On most Fridays, museum visitors who sign up in advance online (www.nationalmuseum.af.mil/visit/tours.asp) are bused to the remote hangars for a three-hour “behind the scenes” tour that includes a number of planes being restored for display in the museum. The place looks like a boneyard for once-proud flying machines, strewn with fuselage shells, unattached wings and other pieces, but the tours led by volunteer guides who know their stuff bring the old aircraft to life.
There’s a T-6 Texan II training aircraft, a World War II-era Fairchild C-82 Packet cargo plane, and a Vietnam-era Douglas A-1H fighter, all with great stories and all getting the same adoring attention from the museum restoration staff.
For most visitors, however, the highlight will be the majestic Memphis Belle, heralded as the first B-17 to complete its required 25 bombing missions and return to the United States. Mostly in pieces since it was brought to the museum from Tennessee in 2005 aboard six tractor-trailers, the plane started to take a more recognizable shape last fall when the wings were reattached and landing gear lowered. The behind-the-scenes work will continue until the plane is put on display in the huge museum sometime in 2014.
“It’s a very famous aircraft and is very historically significant, too, and it’s really appropriate for us to have it here,” said Greg Hassler, a restoration supervisor at the museum.
The Memphis Belle’s journey to Dayton was a long one.
The B-17F “Flying Fortress” piloted by then-Lt. Robert Morgan had its famous name before it left the U.S. mainland. Morgan, who died in 2004, said it was inspired by his sweetheart, 19-year-old Memphis resident Margaret Polk. The actual moniker came from a riverboat in a John Wayne movie called “Lady for a Night” that Morgan and his co-pilot saw the night before the crew voted on a name. The art was a copy of a pinup girl created by artist George Petty for an issue of the men’s magazine Esquire in 1941.
Before heading for Europe, Morgan flew the bomber to Memphis, where Polk christened it with a bottle of champagne amid much fanfare.
“We could not possibly have seen it at the time, but this was the beginning of the most-publicized romance of World War II,” Morgan wrote in his 2001 memoir. “The national newspaper and magazine boys would leap onto our story of whirlwind courtship interrupted by war, a story enacted thousands of times over by young men and women all across America. What made our version special — or at least highly visible to the media — was that lilting name, and the sexy illustration, emblazoned on the nose of my B-17.”
One of more than 12,000 B-17 heavy bombers built for the war effort, the Belle and its 10-man crew flew daring daylight precision bombing raids on industrial targets and submarine pens in Germany and occupied France from a base in central England. It was harrowing duty. Two out of three young men — their average age was 20 — who flew on those missions did not survive the war. The Memphis Belle and its crew beat the odds in a big way.

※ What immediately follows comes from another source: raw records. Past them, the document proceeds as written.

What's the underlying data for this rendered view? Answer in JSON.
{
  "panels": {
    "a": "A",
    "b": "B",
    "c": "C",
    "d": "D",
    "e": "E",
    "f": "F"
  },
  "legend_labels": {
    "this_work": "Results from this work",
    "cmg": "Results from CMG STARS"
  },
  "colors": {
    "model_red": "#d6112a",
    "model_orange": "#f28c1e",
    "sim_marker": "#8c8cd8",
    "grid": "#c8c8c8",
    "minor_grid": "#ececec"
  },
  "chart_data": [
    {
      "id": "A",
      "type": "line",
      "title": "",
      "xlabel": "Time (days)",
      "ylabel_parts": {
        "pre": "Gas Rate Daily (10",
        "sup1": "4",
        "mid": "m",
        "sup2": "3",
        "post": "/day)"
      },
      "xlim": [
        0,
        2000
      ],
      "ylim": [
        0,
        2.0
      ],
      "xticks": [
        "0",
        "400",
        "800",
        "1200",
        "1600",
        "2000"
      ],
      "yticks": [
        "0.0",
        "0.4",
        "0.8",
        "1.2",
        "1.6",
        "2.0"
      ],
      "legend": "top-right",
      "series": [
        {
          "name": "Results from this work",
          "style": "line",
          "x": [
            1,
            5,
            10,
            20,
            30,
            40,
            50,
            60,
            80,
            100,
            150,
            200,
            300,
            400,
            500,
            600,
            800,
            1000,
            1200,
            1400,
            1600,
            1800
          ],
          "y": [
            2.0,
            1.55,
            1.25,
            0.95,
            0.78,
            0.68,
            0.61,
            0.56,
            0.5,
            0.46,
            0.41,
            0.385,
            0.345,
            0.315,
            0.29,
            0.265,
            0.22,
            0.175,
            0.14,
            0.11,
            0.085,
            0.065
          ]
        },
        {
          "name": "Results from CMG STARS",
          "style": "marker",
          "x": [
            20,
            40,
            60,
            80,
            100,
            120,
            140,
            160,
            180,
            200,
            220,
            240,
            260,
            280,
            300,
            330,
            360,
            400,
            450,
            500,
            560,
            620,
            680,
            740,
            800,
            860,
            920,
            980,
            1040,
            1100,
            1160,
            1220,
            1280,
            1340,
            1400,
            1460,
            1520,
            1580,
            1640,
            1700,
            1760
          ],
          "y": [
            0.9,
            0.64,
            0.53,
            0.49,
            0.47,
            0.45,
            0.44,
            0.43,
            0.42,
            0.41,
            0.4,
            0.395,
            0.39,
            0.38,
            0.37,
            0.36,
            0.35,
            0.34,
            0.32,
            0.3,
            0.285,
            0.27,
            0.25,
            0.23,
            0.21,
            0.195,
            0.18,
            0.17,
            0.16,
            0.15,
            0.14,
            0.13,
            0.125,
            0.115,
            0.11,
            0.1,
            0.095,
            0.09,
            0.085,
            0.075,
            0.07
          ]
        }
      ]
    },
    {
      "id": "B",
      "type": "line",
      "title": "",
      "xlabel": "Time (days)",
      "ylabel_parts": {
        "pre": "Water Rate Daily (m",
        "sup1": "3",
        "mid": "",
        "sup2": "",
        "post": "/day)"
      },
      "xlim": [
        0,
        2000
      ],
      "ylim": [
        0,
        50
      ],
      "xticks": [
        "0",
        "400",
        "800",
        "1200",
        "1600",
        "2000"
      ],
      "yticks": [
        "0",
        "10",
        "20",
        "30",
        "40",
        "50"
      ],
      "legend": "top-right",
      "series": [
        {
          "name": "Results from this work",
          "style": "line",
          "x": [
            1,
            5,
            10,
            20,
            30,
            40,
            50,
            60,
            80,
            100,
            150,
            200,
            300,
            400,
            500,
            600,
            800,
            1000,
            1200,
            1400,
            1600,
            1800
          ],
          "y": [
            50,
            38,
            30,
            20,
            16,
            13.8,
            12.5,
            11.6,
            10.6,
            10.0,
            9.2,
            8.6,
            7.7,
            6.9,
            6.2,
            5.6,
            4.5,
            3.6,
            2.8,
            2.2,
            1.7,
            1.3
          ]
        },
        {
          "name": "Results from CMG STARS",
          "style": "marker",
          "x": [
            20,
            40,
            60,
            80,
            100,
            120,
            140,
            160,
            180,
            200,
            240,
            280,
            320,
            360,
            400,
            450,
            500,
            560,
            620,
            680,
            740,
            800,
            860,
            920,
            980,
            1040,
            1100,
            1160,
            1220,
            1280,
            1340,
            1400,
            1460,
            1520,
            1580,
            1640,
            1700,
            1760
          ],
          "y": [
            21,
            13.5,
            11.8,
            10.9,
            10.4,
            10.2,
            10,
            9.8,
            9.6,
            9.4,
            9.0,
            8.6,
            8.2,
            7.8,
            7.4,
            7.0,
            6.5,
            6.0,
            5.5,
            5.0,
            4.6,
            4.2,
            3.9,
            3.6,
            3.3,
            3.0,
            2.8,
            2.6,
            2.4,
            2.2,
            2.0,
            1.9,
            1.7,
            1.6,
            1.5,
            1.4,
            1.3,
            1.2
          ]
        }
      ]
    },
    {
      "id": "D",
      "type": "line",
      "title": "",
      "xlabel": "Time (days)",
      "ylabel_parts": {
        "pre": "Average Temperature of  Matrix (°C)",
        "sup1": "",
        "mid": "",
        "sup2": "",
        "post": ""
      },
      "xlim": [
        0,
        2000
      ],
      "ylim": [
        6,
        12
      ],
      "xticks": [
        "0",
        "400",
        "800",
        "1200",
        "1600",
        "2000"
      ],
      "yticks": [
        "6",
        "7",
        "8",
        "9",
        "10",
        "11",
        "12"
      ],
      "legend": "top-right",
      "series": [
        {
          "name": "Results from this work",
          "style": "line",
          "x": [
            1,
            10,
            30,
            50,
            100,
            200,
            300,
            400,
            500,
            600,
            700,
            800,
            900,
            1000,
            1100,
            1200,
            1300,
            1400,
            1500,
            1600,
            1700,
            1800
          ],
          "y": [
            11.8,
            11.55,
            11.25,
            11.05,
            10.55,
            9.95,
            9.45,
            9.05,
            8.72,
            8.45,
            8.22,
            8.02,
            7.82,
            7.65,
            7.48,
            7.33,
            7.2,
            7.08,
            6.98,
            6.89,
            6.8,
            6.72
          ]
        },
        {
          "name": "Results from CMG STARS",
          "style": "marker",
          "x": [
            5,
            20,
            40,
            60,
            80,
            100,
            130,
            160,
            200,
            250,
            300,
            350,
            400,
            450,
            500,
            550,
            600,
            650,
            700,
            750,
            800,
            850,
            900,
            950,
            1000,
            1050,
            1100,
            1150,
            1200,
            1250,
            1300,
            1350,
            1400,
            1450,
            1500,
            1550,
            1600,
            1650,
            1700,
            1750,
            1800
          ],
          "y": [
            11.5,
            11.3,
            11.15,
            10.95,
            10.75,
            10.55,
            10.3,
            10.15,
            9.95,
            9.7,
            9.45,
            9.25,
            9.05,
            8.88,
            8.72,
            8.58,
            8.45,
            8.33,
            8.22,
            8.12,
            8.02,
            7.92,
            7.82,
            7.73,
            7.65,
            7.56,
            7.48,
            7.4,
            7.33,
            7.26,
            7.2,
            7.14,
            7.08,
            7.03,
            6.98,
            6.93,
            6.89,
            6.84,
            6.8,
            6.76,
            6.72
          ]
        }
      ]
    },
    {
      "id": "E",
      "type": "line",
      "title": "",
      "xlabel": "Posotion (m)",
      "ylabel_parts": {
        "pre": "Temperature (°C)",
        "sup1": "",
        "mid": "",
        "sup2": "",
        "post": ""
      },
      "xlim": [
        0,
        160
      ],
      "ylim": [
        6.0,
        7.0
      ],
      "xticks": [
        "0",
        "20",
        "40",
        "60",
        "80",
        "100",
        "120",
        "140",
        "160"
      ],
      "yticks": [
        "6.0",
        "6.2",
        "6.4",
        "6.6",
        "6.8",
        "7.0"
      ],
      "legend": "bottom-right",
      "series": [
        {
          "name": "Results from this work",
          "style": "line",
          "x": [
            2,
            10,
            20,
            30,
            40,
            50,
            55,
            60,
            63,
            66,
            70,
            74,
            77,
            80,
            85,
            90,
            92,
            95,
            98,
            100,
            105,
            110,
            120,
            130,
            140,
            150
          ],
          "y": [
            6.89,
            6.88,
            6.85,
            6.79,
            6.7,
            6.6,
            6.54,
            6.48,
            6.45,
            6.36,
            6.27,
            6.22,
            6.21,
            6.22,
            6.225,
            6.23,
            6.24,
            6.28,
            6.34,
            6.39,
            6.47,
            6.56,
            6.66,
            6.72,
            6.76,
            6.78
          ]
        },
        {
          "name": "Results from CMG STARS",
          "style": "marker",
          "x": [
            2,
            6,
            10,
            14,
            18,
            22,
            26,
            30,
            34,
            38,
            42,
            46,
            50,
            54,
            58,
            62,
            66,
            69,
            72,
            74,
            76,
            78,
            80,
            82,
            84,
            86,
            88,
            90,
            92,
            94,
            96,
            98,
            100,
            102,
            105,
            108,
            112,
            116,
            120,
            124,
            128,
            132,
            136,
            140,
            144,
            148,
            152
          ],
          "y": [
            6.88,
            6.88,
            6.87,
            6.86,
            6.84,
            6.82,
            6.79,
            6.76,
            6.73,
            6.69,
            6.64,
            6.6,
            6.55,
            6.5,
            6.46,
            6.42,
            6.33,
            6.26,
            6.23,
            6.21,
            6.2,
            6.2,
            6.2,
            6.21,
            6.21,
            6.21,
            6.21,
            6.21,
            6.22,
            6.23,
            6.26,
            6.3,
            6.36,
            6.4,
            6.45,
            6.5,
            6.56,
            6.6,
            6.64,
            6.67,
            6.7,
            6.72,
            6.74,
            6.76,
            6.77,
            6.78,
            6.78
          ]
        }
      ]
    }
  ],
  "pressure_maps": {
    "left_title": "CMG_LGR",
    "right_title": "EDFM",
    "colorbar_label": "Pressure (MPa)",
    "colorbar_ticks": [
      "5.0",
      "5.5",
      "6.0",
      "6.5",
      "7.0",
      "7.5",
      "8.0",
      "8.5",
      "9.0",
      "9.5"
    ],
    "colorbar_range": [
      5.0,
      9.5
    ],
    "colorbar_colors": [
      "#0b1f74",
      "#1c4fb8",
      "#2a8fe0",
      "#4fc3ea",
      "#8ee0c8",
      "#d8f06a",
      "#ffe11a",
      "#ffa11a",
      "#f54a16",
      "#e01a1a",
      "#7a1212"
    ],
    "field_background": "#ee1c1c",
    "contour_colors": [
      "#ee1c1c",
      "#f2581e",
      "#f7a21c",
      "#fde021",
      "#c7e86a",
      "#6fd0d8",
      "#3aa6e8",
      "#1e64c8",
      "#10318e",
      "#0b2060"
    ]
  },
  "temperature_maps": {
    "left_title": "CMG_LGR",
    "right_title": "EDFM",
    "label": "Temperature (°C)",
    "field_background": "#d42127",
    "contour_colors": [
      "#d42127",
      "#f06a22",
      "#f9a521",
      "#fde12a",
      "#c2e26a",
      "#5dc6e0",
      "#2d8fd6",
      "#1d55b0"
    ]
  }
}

Because the plane’s crew members sometimes flew in other planes, they actually completed their 25th mission shortly before the Belle, which flew its 25th on May 19, 1943, making it one of the first B-17s to do so. After being feted by the Army brass and the king and queen of England, most of the original crew and plane were reunited for a highly publicized tour of the U.S. to help sell war bonds in the summer of 1943. A 1944 William Wyler documentary added to the lore, while younger generations were introduced to it in a 1990 hit movie that was a fictionalized account of the final mission.
After the war, the plane was saved from reclamation by the mayor of Memphis, who paid $350 for it. The Belle then sat on display outdoors there for decades, deteriorating from the weather and vandalism. After being moved to a display at Mud Island in Memphis and local attempts at restoration, the Air Force took it to the museum in 2005.